If past patterns hold, some well-established but sophisticated national chains that put a premium on human capital are going to come out on top. The rest will be lucky to survive.
They found that older retail establishments – ones that had already weathered previous, if smaller, storms – tended to survive the early 1930s at higher rates than newer establishments. Veteran establishments, after all, have a longer track record of success and more experience navigating challenges. These reputational assets allow them easier access to the kind of credit necessary to weather a severe crisis. (This dynamic also resurfaced in the Great Recession that followed 2008.)
At the same time, though, a particular kind of well-established retailer was more likely than others to survive the Great Depression: chain stores. Several studies have confirmed this outcome.
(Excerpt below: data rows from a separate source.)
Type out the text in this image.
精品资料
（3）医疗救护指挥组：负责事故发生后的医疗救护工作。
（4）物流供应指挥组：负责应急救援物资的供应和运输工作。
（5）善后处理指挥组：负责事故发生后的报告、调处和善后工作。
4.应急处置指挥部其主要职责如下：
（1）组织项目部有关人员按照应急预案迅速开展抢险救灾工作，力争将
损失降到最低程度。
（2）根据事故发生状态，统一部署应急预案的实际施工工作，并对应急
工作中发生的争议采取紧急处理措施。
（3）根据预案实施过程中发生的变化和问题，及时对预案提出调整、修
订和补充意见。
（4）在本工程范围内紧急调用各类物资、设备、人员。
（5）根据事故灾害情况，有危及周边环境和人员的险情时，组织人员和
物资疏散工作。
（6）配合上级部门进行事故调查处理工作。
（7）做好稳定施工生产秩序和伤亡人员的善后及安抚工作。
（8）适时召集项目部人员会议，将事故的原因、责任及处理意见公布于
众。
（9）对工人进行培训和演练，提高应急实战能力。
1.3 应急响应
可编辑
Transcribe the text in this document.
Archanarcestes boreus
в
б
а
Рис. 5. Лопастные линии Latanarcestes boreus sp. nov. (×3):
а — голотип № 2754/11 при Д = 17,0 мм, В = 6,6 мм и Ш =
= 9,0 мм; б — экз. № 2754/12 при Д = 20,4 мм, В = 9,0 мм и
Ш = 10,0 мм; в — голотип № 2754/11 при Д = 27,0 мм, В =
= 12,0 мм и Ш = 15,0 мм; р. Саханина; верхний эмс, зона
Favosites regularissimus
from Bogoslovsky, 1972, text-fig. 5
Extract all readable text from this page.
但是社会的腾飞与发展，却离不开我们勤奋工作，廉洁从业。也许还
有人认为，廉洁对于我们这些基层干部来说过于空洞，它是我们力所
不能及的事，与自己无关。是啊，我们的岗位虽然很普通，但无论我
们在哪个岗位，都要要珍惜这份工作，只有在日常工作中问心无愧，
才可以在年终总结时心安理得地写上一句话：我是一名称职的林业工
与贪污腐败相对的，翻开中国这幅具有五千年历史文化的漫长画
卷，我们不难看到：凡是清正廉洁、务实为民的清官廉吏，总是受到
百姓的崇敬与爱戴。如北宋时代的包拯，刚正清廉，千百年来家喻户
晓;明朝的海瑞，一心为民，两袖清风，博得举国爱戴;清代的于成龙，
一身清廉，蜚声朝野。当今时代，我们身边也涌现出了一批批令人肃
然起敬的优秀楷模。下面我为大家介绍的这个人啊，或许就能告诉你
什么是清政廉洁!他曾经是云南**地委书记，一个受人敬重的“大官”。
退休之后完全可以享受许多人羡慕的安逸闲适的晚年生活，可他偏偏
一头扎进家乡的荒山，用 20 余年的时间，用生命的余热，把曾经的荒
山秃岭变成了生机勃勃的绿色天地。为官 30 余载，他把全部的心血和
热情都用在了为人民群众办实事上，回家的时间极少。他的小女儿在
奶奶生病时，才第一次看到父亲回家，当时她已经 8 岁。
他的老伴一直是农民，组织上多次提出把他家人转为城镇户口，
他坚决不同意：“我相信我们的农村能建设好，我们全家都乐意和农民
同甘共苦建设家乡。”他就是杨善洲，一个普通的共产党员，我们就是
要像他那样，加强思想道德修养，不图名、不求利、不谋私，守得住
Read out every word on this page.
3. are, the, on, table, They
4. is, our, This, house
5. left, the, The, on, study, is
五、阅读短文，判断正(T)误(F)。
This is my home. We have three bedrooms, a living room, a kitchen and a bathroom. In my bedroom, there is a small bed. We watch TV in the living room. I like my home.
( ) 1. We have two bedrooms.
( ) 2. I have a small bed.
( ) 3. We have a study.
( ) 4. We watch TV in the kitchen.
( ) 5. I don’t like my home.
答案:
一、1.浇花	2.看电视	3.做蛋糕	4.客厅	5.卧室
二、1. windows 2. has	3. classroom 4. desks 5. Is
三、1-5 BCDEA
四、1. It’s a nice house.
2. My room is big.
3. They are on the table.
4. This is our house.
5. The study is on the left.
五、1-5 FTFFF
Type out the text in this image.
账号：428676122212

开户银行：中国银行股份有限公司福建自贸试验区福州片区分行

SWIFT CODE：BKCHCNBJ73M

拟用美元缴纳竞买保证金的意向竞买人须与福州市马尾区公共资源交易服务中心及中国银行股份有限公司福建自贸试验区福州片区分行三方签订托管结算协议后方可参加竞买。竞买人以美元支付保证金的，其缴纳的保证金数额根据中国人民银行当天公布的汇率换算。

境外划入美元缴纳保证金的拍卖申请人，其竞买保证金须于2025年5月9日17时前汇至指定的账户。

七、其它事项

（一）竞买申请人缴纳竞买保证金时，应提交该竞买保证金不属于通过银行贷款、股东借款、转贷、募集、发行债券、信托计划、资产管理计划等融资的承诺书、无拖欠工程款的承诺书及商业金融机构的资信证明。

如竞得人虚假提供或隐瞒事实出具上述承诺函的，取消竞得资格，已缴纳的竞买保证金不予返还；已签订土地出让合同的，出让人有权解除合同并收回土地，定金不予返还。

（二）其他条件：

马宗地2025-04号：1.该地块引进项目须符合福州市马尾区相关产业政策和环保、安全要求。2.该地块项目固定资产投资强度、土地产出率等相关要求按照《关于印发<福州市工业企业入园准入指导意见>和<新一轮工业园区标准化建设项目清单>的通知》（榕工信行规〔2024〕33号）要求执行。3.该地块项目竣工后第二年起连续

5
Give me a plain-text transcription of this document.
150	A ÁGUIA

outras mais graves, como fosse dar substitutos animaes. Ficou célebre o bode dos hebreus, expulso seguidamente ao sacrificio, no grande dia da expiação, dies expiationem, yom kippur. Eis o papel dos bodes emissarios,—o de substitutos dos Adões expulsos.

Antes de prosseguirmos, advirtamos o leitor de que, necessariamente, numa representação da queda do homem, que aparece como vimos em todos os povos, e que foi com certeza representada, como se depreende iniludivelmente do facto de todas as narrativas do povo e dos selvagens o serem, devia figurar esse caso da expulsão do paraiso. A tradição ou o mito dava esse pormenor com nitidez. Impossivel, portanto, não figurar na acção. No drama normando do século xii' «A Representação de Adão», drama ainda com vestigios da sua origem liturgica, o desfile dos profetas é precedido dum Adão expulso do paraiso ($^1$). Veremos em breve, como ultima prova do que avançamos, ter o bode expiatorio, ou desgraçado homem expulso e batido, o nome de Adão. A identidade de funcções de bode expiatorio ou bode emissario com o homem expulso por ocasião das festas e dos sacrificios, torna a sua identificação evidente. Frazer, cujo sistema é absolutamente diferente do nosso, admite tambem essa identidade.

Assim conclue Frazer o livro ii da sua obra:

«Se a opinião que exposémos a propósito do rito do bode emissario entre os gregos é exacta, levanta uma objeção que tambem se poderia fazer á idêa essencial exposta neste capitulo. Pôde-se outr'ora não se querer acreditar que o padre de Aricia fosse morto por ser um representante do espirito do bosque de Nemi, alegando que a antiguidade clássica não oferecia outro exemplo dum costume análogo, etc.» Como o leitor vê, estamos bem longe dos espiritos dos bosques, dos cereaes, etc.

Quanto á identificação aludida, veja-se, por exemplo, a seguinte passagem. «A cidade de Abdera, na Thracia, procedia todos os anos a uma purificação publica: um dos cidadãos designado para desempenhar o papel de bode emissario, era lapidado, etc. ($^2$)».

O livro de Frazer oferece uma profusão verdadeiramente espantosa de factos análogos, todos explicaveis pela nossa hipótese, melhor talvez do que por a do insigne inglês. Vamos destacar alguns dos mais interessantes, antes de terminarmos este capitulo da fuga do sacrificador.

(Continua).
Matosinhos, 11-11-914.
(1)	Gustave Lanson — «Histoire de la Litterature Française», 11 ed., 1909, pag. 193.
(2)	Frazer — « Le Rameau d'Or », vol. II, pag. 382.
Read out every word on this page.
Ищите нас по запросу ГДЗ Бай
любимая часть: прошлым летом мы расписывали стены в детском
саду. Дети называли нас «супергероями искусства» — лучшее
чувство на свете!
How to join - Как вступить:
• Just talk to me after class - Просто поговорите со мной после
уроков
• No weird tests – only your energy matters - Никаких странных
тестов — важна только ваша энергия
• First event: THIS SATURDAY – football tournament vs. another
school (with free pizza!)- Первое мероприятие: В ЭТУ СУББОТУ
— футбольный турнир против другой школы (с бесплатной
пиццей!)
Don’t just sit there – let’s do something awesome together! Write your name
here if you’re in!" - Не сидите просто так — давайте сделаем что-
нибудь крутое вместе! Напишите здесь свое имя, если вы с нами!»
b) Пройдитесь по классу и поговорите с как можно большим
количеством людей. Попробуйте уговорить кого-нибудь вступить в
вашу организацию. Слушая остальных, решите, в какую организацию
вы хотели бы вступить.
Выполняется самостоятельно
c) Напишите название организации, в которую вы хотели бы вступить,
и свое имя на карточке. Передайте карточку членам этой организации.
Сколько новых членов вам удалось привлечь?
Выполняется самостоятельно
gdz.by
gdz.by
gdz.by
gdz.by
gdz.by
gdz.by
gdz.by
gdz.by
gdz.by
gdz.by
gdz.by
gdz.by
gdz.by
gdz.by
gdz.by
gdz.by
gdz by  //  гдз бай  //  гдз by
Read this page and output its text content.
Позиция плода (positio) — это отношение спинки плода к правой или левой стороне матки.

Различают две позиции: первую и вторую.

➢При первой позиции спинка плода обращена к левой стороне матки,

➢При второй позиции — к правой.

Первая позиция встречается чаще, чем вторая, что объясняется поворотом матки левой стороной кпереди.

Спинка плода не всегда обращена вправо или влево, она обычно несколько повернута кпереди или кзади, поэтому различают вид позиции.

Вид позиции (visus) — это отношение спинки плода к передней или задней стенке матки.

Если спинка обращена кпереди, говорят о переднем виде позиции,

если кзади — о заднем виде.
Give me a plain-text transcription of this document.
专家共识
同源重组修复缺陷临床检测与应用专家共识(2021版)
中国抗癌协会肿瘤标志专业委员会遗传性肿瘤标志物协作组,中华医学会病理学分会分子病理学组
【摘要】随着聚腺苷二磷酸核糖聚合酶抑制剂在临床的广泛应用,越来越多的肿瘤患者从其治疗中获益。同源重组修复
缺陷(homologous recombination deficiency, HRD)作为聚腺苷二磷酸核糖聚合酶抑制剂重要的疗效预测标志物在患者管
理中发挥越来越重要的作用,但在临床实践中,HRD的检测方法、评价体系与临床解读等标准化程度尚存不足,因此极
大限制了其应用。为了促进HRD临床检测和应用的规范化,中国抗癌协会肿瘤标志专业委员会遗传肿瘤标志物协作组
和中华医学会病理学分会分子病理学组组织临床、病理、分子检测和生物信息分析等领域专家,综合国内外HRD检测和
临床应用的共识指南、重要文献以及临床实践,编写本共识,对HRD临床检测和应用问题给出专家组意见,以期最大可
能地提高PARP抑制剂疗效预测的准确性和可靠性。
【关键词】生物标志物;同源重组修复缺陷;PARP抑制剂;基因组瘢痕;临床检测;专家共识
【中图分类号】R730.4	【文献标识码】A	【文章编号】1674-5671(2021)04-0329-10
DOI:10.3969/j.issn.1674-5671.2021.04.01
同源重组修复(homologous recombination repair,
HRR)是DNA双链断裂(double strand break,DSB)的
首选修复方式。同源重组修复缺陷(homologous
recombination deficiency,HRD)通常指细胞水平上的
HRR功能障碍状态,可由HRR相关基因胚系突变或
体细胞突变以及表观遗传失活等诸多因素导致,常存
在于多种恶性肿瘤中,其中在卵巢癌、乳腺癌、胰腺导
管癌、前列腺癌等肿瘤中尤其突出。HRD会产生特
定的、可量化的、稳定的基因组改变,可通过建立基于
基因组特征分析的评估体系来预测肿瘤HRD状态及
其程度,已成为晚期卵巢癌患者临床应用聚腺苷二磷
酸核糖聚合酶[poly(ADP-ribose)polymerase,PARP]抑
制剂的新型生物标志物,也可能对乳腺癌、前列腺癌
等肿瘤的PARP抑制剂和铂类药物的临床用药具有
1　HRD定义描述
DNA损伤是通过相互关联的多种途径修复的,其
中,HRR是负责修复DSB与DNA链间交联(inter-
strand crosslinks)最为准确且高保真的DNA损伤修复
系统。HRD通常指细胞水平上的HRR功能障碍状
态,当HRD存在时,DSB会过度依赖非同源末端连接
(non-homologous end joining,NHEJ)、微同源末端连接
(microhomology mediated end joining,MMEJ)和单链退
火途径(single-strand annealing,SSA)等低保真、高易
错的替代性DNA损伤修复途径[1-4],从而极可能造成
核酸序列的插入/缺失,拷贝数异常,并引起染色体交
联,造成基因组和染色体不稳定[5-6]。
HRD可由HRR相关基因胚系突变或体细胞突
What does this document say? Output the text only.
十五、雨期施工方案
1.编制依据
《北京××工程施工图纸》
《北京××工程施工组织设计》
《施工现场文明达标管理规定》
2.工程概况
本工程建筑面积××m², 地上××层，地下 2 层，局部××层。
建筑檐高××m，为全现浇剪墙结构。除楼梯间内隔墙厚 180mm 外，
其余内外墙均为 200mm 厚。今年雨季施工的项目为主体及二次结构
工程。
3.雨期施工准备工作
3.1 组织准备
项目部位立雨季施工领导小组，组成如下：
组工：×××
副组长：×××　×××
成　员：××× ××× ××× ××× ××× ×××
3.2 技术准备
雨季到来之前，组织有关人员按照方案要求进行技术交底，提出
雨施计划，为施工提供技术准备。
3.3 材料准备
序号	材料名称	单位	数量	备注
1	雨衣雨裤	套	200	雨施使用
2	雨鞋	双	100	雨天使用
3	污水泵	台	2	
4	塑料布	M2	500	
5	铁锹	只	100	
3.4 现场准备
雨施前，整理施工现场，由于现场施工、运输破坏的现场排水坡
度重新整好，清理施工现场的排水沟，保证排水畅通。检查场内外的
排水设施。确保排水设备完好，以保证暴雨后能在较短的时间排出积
For example, an in-depth examination of grocery stores in Washington, DC, between 1929 and 1935 found that A&P and its peers had better chances of survival than independents – a remarkable outcome, given that many New Deal policies favored small-time retailers.
Like older firms, chain stores enjoy economies of scale and purchasing power. They likewise had access to lines of credit that ordinary mom-and-pop businesses did not.
There was another important factor. By one measure, stores with higher levels of labour productivity had a better shot at survival. But this wasn’t just a matter of working employees harder. The 1946 study also found that retailers paying higher wages had greater odds of making it than those that cut labor costs.
This is puzzling at first glance. In the struggle for survival that took hold of retailing in the 1930s, slashing wages was the easiest way to hold down costs. Many grocers opted for that strategy – and went under.
By contrast, the most sophisticated chain stores – A&P in particular – did not, holding wages steady even though it temporarily hurt their bottom line. Those better-paid, experienced employees likely had more incentive and ability to help the company weather the storm.
Fast forward 90 years, and past A&P’s bankruptcy filing in 2015. Thanks to COVID-19, we’re subjecting the nation’s retailers to another extreme stress test with similar results. Independents, not large, well-capitalized chain stores, are taking a huge hit. And the firms accelerating changes in retail – Amazon, Target, Walmart – are strengthening while many smaller establishments go to the wall.
At the same time, though, the established national retailers that have done the best in these trying times are the ones that, like A&P, have a reputation for logistics and high investments in human capital. Target, which raised its starting minimum wage this summer, has seen record sales. So, too, has Costco, another massive retailer with a reputation for prioritizing employees.
While it’s too soon to know whether these trends will hold, there’s a good chance that the pandemic may unleash a wave of creative destruction on retail the likes of which has not been seen since the 1930s. That may be overdue given the surfeit of retail space in this country. But this destruction won’t be indiscriminate. If past patterns hold, some well-established but sophisticated national chains that put a premium on human capital are going to come out on top. The rest will be lucky to survive.
Stephen Mihm, an associate professor of history at the University of Georgia, is a contributor to Bloomberg Opinion.